También ha surgido el clamor cívico por una fiscalía que sirva, de manera que el nuevo órgano constitucional autónomo no sea una mera prolongación de la monstruosa Procuraduría General de la República, instrumento político especializado en la venta de protecciones particulares y en la persecución de los adversarios del gobierno en turno. La necesidad de construir un ministerio público eficaz, con capacidades técnicas y recursos, con personal bien calificado, en lugar de los agentes precariamente alfabetizados que hoy integran a la PGR –donde quienes deben ejercer la acusación pública no tiene siquiera los conocimientos jurídicos indispensables para enfrentar las exigencias el nuevo sistema de justicia penal– debería ser un punto central de la agenda política.

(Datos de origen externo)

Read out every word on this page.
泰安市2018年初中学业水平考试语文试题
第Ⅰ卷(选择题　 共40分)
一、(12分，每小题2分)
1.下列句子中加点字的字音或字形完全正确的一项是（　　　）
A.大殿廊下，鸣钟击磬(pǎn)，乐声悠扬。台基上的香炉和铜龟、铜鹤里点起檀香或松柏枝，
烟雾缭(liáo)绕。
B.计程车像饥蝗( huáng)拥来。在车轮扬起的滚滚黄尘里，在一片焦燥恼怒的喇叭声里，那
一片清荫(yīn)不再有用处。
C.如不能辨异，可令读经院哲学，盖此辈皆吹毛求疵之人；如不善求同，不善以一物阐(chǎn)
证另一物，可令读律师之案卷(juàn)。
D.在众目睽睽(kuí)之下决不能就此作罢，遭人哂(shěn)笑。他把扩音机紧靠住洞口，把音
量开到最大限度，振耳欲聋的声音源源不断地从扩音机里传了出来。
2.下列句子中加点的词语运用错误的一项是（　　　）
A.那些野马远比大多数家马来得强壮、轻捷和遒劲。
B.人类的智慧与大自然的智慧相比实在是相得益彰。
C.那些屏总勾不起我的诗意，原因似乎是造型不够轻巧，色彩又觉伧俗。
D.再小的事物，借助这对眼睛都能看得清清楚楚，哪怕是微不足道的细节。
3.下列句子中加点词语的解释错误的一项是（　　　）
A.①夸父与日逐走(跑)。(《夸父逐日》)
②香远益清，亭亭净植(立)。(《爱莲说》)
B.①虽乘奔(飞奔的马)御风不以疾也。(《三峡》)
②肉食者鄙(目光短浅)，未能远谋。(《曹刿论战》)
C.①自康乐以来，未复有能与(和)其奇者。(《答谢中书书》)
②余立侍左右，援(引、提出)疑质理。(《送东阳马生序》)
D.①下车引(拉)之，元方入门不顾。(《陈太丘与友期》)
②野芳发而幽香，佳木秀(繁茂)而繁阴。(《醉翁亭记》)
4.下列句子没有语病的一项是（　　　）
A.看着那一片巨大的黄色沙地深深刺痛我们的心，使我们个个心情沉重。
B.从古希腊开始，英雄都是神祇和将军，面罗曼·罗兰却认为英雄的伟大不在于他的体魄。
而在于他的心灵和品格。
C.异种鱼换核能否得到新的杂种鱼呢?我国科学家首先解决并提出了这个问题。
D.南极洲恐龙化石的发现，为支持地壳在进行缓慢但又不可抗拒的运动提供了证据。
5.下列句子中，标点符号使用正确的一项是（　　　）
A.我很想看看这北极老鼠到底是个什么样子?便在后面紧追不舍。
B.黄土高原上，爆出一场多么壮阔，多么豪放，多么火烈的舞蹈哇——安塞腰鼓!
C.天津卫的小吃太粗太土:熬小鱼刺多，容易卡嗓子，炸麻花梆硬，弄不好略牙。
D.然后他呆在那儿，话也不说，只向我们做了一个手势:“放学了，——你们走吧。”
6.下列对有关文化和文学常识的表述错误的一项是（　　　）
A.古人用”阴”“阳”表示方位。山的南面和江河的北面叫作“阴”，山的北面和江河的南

A pesar de la relevancia que estos dos asuntos tienen para la viabilidad del país y para la construcción de una convivencia pacífica y menos inicua, las reticencias que han mostrado los candidatos para abordarlos con seriedad
producen grima, cuando no indignación. Meade apenas ha atinado a ofrecer más de lo mismo, en una muestra de la oquedad de los planteamientos de quien se supone el más educado de los contendientes. Ha dicho estar de acuerdo con la fiscalía autónoma, pero no ha mostrado ningún compromiso con las reformas necesarias para garantizarla y que deberían hacerse ya, antes del fin de esta legislatura. Anaya se ha mostrado más proclive a aceptar los planteamientos de los colectivos cívicos, pero no impulsó que los legisladores de su coalición actuaran en consecuencia. López Obrador ha salido con la ocurrencia de la Guardia Nacional, conforme a sus nostalgias decimonónicas, y ha dicho que está de acuerdo con la fiscalía autónoma siempre y cuando él “proponga la terna”, muestra que ni siquiera sabe de qué está hablando. Zavala se presenta como la campeona de la guerra que desató su marido y el otro señor no merece ni siquiera ser mencionado, pues solo balbuce incoherencias.

De ahí que los colectivos de ciudadanos que queremos una seguridad sin guerra y una fiscalía que sirva reclamamos a los candidatos que en el debate del próximo domingo se definan sin ambages sobre estos temas. No son ya aceptables las ambigüedades y las indefiniciones cuando el país está ardiendo.

Jorge Javier Romero Vadillo
Politólogo. Profesor – investigador del departamento de Política y Cultura de la UAM Xochimilco.